Bu ürünleri bağımsız olarak seçiyoruz; bağlantılarımızdan birinden satın alırsanız komisyon kazanabiliriz.
Apartman Terapisi'nde renk hakkında çok konuşuyoruz, bazen çok ayrıntılı. Sonuçta, tüm blues eşit değil, tüm pembeler, hatta tüm beyazlar yaratılmaz. Her rengin onu tanımlayan ve diğer renklerden ayıran üç önemli özelliği vardır: ton, değer ve doygunluk. Bu yazıda, bu üç boyuta bir göz atacağız ve bazen renkleri tanımlamak için kullandığımız bazı kelimeleri belirsizleştirmeye çalışacağız.
renk
Renk tonu muhtemelen rengin en bilindik özelliğidir. Bir renk tekerleğine baktığınızda veya bir şey gördüğünüzde ve mavi, yeşil veya kırmızı olarak tanımladığınızda, renk tonunu tanımlarsınız. Tek bir renk olarak düşündüğümüz şeyde de farklı tonlar olabilir. Örneğin, yukarıdaki iki koridorun rengi hakkında soru sorulursa, muhtemelen her ikisinin de yeşil olduğunu söylersiniz. Ancak ikinci koridor açıkça farklı bir renk - ikinci yeşil daha mavimsi, neredeyse çamurcun.
Doyma
Doygunluk biraz zorlaştığı yerdir. Doygunluk hakkında konuştuğumuzda, belirli bir rengin yoğunluğundan bahsediyoruz.
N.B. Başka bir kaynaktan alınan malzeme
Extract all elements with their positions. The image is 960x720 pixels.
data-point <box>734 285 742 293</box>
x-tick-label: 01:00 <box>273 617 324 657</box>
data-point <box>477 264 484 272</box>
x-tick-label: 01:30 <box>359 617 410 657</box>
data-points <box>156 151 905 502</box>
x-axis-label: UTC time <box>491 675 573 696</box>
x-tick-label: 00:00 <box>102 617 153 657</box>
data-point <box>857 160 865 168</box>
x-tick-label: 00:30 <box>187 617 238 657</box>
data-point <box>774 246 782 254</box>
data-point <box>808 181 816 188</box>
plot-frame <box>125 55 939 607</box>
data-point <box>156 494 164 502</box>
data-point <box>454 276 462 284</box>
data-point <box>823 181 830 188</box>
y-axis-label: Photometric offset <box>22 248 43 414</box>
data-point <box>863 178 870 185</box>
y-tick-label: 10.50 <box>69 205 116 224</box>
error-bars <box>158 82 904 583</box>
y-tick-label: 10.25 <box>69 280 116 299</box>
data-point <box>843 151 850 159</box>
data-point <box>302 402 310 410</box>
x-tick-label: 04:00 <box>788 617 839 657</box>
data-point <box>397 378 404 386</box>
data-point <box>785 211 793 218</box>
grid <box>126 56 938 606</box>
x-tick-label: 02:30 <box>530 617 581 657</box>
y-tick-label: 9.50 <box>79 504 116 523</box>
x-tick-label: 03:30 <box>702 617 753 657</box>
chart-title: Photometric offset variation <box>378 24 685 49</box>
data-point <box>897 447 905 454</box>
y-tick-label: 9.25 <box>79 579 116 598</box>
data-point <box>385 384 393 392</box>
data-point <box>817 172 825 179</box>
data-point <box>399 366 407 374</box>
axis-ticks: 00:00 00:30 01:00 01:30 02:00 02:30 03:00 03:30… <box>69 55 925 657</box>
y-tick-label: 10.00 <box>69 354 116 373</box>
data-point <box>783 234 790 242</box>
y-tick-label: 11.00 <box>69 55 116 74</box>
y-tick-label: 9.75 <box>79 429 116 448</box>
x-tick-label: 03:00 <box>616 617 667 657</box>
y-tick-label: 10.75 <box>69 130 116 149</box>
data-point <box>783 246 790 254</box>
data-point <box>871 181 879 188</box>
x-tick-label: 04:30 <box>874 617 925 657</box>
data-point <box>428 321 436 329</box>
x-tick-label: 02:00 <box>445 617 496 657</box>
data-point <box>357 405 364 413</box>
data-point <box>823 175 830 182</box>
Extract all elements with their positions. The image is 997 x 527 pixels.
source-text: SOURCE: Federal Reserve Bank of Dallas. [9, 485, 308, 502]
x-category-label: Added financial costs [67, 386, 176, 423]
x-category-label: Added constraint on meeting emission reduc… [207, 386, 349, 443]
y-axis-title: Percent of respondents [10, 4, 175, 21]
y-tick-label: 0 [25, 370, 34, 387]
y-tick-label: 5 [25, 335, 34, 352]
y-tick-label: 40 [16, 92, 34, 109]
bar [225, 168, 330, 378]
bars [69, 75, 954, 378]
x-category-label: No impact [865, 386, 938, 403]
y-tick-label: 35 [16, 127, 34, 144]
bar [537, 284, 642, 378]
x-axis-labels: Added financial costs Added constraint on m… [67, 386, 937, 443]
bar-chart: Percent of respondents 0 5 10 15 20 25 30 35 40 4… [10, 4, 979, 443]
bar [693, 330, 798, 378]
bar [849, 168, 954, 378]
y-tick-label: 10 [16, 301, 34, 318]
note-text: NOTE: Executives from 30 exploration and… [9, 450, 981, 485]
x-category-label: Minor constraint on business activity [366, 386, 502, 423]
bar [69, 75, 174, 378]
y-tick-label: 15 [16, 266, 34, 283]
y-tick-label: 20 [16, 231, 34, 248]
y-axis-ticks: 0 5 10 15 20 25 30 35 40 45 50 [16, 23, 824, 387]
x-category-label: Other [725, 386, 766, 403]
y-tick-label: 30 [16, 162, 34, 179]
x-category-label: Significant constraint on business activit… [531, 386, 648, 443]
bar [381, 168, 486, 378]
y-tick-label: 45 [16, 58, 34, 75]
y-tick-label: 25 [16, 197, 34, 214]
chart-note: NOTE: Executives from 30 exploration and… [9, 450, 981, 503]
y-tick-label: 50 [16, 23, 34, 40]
Örneğin: yukarıda resmedilen iki pembenin ikisi de yaklaşık aynı pembe tonudur. Ve ikisi de oldukça hafif. (Sonuçta, tüm teknikleri almak istiyorsanız, pembe gerçekten sadece açık kırmızıdır.) Ancak ikinci fotoğraftaki renk biraz daha yıkanmış, neredeyse bandaid-y - çünkü daha az doygun. Ancak bu mutlaka kötü bir şey değildir - doymamış renkler oldukça arzu edilebilir, çünkü genellikle daha ince ve sofistike olarak okunurlar. Renk ve doygunluk hakkında daha fazla bilgi edinebilirsiniz
Bu, renkleri tanımlamak için bütün bir sisteme yol açar. Örneğin: burada, orta değerle kırmızı (ton) ve çok yüksek doygunluk ile eşleştirilmiş, oldukça karanlık (değer) ve doymamış (doygunluk) olan mavimsi bir yeşil (renk tonu). Umarım rengin bu boyutlarını düşünmek, her gün bizi çevreleyen devasa ve büyüleyici renk dizisini tanımlamak ve tanımlamak için araçlar sağlayacaktır.